Theresa May refuses six times to answer question on Abu Qatada deadline
PUBLISHED April 24, 2012
Questioned by MPs for the second time in a week about the last-minute appeal by the terror suspect that derailed his deportation, the Home Secretary denied it was a "farce" and said she had to order his arrest in case he escaped.
She admitted there had been "speculation" even before he was detained that he might still have time to lodge an appeal with the European Court of Human Rights, but insisted she had "unambiguous" legal advice that she was in the right.
But Mrs May's repeated failure to refer to any official confirmation of the deadline has prompted fresh claims that the Home Office blundered when it tried to kick the extremist preacher out of the country last week.
She also failed to back up David Cameron's claims that the Home Office had "checked during the process" with the court and had been "told throughout" when the deadline was.
Qatada was under curfew at his home in north London having been released on bail in January, following a Strasbourg ruling that evidence obtained under torture would be used against him were he sent to Jordan to face trial.
Believing the deadline for either party to appeal against the judgement to be midnight on Monday 16th, the following morning the Home Secretary ordered his arrest in order to trigger a new round of deportation proceedings.
But late last Tuesday night, the 17th, Qatada's lawyers lodged an appeal with the ECHR, putting the expulsion on holdfor several months and leaving Mrs May facing ridicule.
Appearing before the Home Affairs Select Committee on Tuesday afternoon, the Home Secretary was asked directly and repeatedly if her officials had any records of phone calls, letters or emails from court officials setting out exactly when the deadline was.
Keith Vaz, chairman of the committee, pointed out she had 61 lawyers to help her compared with Qatada's two and said: "On something as important as that, wouldn't it have been wise for the Government legal service to have something in writing as to when the deadline was?"
But in six separate exchanges, Mrs May refused to say whether or not officials had confirmation of the date.
She would only say: "What I'm telling the committee is that the judgment about the deadline is one that will be made by a panel of judges.
"There was speculation and mixed messages on the Monday night and Tuesday morning about what the deadline was. But the unambiguous advice I received then and continue to receive to this day, from legal advisers in the Government, both Home Office and the Foreign Office, is that the deadline was the 16th."
Mrs May said she decided to act straight afterwards because of the risk posed by Qatada and the danger he might try to escape.
"I thought it was operationally appropriate to take that decision because I believe there was an increased risks there might be an abscond."
Asked if she thought the case had turned become farcical or a fiasco, she replied: "I don't consider it a farce for a Government minister to take unambiguous legal advice."
Mrs May dismissed claims that the ECHR's ban on deportation was not binding in English law and that the Government could simply put Qatada on a plane immediately following domestic court rulings.
She said the Government abides by international treaties, and that any deportation attempt could still lead to another court challenge by his lawyers.
Mrs May confirmed that Qatada is eligible for Legal Aid to contest deportation cases in this country, but not for his European court battle.
She denied he would be able to sue ministers for wrongful arrest if they detained him before his appeal deadline had passed.
Asked about other matters affecting her department, Mrs May insisted there would be sufficient immigration officials to deal with airport arrivals during the Olympics, claiming not all the athletes and spectators would arrive on the same day.

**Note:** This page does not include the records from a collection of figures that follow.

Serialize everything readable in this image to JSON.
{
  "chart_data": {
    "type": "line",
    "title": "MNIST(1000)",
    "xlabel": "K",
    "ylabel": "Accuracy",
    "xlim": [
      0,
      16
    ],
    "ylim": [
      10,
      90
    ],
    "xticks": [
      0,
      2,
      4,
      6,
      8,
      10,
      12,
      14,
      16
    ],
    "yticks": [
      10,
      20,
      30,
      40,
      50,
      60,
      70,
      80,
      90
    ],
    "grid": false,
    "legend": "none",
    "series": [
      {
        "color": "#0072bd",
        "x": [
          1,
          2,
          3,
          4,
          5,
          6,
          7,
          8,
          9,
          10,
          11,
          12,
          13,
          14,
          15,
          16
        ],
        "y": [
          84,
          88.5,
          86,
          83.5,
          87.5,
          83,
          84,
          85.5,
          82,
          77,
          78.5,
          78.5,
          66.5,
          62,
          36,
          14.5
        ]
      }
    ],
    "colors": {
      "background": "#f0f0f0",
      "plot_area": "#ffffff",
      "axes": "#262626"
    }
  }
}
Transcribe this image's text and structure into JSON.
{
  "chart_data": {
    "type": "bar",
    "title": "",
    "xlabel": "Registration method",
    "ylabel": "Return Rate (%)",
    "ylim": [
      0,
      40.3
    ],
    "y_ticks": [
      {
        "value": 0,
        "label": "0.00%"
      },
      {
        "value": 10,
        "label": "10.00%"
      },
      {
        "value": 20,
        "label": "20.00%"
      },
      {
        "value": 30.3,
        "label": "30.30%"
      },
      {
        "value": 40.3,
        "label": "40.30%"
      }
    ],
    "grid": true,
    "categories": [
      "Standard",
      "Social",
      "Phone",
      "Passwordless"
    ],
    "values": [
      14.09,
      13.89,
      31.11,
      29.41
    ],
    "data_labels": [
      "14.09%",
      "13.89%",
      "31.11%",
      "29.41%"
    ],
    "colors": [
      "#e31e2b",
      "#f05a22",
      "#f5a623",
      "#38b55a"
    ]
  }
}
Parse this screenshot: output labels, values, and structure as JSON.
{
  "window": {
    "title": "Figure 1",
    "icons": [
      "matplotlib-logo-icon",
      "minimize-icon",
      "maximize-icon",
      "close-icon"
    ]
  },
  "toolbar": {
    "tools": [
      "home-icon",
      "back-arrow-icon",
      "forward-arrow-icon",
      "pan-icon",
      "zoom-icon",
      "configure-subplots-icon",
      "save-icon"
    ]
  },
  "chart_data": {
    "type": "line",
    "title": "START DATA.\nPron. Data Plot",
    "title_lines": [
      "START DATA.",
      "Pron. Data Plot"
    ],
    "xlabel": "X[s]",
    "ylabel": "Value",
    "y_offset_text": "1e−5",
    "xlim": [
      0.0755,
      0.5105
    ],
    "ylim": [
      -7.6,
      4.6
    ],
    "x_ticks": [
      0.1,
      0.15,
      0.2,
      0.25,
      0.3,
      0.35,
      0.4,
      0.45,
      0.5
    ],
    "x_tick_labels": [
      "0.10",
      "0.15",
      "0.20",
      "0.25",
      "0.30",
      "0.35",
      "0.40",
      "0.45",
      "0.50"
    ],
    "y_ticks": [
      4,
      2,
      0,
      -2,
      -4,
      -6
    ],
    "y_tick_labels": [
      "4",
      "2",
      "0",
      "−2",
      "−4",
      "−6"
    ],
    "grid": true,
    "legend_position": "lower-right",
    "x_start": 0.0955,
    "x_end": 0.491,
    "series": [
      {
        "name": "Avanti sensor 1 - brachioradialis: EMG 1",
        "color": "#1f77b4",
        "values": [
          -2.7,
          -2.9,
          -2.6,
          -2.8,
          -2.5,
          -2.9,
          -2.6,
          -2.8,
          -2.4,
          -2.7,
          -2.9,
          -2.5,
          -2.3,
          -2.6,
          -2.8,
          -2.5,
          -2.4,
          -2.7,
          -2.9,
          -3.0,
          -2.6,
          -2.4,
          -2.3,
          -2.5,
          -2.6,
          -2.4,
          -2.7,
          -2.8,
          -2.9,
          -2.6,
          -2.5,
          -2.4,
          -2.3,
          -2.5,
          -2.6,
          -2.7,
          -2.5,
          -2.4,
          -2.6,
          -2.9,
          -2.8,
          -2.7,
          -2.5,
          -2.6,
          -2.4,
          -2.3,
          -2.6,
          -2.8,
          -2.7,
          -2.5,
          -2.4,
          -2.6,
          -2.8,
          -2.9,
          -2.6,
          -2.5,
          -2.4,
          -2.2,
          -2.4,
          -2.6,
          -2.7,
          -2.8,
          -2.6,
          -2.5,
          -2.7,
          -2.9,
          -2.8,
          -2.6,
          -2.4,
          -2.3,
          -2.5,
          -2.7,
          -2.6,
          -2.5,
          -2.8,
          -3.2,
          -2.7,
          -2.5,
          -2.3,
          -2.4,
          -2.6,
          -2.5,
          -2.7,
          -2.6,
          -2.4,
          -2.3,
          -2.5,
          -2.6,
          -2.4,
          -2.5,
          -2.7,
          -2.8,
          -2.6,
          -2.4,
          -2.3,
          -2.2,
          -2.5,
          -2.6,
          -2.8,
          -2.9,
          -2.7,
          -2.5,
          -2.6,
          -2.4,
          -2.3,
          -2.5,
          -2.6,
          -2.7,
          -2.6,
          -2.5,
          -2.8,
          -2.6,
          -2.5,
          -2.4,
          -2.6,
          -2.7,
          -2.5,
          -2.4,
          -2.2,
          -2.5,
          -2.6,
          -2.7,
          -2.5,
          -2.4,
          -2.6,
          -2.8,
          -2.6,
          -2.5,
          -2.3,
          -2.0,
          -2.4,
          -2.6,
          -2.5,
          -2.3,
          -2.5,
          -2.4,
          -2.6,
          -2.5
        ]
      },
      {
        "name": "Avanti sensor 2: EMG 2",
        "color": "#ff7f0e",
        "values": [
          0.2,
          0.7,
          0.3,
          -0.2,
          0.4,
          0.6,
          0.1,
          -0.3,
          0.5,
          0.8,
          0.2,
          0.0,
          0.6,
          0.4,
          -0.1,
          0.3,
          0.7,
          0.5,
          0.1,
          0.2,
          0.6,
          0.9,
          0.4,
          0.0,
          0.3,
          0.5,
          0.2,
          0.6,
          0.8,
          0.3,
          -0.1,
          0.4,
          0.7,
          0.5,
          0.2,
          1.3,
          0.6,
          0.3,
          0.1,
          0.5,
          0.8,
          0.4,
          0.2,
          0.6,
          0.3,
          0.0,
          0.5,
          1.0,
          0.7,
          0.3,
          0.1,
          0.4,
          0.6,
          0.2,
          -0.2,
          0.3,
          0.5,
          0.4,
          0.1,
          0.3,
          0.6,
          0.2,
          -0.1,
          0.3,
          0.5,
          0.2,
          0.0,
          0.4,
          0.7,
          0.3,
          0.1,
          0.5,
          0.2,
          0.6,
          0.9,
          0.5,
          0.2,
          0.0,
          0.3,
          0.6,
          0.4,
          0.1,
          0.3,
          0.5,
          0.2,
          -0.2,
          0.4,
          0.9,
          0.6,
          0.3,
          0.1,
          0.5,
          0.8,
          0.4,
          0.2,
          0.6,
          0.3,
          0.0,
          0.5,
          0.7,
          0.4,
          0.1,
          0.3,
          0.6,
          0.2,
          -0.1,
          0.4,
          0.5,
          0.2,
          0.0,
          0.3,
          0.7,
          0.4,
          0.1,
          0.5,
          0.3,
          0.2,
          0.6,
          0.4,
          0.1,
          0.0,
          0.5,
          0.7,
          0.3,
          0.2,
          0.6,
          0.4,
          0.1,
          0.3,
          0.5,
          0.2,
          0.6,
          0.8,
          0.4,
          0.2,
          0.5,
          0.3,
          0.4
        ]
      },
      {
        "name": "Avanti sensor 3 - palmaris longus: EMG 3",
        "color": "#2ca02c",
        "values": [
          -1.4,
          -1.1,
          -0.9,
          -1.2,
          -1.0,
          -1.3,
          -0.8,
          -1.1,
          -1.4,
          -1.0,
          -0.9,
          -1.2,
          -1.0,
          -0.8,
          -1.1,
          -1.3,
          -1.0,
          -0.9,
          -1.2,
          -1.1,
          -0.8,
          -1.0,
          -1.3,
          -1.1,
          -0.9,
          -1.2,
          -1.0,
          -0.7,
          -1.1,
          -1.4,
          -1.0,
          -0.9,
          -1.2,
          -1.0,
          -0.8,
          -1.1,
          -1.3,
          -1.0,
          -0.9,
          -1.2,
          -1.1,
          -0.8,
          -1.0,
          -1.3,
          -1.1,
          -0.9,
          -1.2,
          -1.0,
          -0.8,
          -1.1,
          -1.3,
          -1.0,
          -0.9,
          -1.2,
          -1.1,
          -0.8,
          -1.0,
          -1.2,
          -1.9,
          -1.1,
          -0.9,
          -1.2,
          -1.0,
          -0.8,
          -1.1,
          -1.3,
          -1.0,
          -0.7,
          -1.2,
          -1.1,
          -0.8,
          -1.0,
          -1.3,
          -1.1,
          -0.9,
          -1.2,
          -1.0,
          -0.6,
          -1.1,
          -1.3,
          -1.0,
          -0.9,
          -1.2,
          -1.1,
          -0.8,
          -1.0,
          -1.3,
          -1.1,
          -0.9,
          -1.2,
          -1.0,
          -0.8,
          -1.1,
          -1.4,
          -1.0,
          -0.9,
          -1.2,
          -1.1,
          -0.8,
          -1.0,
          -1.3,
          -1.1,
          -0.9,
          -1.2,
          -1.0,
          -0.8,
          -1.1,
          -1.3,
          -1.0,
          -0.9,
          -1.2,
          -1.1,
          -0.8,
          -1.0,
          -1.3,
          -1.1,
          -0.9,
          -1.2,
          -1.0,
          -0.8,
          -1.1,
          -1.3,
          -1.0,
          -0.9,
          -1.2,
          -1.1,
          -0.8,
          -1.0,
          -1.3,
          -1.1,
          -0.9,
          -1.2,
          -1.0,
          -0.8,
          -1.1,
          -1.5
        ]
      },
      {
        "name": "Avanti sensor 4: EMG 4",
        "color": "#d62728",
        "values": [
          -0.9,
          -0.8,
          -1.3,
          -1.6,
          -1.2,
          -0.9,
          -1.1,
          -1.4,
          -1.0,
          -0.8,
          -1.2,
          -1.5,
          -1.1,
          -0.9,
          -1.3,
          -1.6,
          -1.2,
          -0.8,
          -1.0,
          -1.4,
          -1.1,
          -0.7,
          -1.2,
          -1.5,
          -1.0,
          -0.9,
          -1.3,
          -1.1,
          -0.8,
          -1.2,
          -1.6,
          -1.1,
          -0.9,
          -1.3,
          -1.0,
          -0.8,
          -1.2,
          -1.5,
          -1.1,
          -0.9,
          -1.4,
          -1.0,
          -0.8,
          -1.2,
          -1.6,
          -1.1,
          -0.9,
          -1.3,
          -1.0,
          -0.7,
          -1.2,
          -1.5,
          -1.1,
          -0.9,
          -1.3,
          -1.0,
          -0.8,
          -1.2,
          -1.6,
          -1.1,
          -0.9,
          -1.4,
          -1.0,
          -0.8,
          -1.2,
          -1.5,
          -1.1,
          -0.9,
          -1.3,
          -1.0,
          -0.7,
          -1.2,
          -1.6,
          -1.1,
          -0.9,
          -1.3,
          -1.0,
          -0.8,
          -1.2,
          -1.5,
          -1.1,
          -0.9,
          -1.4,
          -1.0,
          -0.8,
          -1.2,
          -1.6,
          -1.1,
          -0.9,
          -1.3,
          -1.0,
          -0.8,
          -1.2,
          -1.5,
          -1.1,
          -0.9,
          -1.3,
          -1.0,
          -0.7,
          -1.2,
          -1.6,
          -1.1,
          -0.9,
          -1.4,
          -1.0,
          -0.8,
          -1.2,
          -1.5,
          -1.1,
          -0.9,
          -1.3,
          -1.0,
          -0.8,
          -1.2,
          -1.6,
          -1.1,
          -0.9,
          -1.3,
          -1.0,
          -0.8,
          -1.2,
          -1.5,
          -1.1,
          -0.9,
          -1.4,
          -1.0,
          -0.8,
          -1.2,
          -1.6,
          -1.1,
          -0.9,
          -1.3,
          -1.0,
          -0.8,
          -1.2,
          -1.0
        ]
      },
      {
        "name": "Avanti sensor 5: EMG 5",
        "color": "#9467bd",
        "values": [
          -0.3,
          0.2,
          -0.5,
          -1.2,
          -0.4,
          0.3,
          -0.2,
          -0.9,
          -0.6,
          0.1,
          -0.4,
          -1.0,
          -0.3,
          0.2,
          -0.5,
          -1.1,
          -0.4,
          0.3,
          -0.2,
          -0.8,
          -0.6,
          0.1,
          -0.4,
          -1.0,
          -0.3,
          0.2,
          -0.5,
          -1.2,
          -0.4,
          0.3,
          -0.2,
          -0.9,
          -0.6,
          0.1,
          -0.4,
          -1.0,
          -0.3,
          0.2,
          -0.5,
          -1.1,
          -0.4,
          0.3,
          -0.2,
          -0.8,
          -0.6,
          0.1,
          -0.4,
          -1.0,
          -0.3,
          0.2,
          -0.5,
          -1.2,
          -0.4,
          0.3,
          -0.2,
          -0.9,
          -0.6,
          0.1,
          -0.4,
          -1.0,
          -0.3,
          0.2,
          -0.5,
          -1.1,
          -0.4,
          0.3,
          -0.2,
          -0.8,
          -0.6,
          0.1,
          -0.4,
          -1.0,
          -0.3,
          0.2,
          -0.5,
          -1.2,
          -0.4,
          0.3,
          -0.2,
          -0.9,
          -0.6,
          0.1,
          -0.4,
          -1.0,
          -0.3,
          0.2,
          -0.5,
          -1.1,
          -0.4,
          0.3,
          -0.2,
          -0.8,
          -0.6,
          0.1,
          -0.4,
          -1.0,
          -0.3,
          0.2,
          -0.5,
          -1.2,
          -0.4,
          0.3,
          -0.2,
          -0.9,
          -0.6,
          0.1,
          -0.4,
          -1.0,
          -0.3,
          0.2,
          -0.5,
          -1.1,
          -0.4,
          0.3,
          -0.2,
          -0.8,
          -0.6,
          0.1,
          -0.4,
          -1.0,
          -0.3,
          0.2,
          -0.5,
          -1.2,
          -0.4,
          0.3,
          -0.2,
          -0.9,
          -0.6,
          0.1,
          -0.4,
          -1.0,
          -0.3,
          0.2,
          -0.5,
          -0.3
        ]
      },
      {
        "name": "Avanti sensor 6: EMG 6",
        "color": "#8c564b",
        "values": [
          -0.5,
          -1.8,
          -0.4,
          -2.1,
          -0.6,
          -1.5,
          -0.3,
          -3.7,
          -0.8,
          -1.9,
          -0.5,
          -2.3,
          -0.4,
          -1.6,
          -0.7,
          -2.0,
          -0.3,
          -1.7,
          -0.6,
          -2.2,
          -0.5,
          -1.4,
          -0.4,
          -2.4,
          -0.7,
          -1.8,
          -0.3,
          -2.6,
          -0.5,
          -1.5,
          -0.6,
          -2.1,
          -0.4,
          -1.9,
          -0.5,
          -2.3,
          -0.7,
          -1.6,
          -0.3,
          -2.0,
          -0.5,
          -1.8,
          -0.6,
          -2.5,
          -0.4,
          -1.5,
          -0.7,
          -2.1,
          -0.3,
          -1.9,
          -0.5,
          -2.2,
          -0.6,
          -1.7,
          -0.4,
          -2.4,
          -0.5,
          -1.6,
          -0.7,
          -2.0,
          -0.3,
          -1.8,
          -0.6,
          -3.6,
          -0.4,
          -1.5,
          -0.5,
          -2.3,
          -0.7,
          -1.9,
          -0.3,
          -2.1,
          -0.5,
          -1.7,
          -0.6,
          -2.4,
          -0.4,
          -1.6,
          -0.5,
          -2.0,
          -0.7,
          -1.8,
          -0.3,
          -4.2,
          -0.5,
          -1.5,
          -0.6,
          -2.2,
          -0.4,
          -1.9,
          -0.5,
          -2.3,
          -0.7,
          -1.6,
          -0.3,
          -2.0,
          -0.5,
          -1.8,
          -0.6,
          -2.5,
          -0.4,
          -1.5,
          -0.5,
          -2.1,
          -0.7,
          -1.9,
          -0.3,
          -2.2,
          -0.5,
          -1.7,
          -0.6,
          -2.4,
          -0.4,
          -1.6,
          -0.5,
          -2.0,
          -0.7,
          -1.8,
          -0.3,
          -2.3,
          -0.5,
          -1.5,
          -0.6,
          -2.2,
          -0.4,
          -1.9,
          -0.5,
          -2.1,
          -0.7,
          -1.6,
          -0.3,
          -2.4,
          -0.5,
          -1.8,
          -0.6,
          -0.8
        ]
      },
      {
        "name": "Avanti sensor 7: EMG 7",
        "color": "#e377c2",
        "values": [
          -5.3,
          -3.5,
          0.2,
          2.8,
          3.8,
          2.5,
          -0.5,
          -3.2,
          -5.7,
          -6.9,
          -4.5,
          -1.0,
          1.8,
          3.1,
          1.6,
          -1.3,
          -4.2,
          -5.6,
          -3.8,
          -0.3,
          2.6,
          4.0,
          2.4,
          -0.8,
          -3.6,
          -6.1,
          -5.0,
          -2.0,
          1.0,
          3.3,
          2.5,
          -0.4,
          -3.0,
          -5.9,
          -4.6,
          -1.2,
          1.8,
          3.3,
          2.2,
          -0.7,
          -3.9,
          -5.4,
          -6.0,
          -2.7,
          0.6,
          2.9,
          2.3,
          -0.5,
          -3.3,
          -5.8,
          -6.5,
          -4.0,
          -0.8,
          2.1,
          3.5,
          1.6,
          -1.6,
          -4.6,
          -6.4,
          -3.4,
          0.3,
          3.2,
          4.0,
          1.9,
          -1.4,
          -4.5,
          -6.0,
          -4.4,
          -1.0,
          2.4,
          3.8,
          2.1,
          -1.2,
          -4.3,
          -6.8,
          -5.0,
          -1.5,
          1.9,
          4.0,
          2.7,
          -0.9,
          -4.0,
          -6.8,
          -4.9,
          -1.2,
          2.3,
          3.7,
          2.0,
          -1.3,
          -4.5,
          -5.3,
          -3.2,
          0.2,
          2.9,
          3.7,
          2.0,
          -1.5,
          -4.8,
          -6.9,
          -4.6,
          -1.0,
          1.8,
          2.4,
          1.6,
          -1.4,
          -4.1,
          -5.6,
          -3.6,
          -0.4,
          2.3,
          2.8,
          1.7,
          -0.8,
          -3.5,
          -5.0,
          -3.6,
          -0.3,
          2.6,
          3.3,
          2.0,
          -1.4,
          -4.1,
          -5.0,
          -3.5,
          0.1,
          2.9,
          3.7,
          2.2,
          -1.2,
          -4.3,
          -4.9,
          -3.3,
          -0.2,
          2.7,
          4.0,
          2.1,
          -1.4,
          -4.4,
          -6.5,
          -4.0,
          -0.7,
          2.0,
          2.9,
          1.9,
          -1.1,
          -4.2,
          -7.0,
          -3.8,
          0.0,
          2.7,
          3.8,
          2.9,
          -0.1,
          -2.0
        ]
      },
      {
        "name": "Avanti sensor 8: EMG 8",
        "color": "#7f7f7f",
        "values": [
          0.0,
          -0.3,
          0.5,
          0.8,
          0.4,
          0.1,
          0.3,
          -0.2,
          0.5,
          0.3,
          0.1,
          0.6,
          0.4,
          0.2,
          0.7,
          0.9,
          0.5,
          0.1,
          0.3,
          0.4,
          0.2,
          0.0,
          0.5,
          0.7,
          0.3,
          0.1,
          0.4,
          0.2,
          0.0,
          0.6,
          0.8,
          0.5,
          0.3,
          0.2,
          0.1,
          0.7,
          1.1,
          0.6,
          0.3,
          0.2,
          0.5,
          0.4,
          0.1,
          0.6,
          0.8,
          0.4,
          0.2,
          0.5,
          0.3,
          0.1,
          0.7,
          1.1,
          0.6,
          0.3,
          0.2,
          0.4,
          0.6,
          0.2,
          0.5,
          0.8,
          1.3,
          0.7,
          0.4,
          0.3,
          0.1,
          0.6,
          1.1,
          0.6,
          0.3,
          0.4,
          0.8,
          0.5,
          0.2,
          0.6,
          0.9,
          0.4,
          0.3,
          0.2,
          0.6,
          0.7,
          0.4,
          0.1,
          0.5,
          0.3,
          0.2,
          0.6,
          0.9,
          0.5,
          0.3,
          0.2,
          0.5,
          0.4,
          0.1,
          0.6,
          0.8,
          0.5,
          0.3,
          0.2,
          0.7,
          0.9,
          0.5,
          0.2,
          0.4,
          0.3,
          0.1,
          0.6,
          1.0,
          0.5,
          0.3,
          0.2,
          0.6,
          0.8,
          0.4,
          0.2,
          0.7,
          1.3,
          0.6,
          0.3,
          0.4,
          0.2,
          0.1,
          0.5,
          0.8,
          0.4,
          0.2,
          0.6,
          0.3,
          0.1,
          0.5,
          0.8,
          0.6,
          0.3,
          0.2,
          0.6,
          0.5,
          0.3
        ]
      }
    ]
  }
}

She said there would be a separate queue for air passengers taking part in the Games.
The Home Secretary said she was "open-minded" about what functions police forces could contract out to private firms but that it should not involve those that require the warranted powers of an officer.
She refused to say if internet service providers would be required to use "black boxes" storing details of customers' website and email usage under controversial surveillance proposals, claiming it was a "technical" question.
Mrs May confirmed she has been asked to set up a public inquiry into allegations of police corruption in the Stephen Lawrence murder investigation, but said no decision has been made.
She also insisted she was still enjoying her job and brushed aside focus on her colourful outfits and footwear, pointing out that her Cabinet colleague Ken Clarke - with whom she has repeatedly clashed over criminal justice policy - also receives comments about his shoes.
Yvette Cooper, Shadow Home Secretary, said after the hearing: "The Home Secretary's evidence shows she has taken significant risks which may make it harder not easier to deport Abu Qatada and directly contradicts the Prime Minister's claims yesterday.
"The Home Secretary made clear she did not get any assurances from the court that said the deadline was Monday 16 April. Nor did she contact the court on Monday after the Home Office were told by journalists that the European Court was saying the date was Tuesday instead.
"The Home Secretary also admitted that she was "aware of speculation" over the deadline on Monday.
"Why then did she still take the risk and go ahead with the statement?
"Why did she not wait 24 hours so there could be no shadow of a doubt, and so she did not play into the hands of Abu Qatada's lawyers."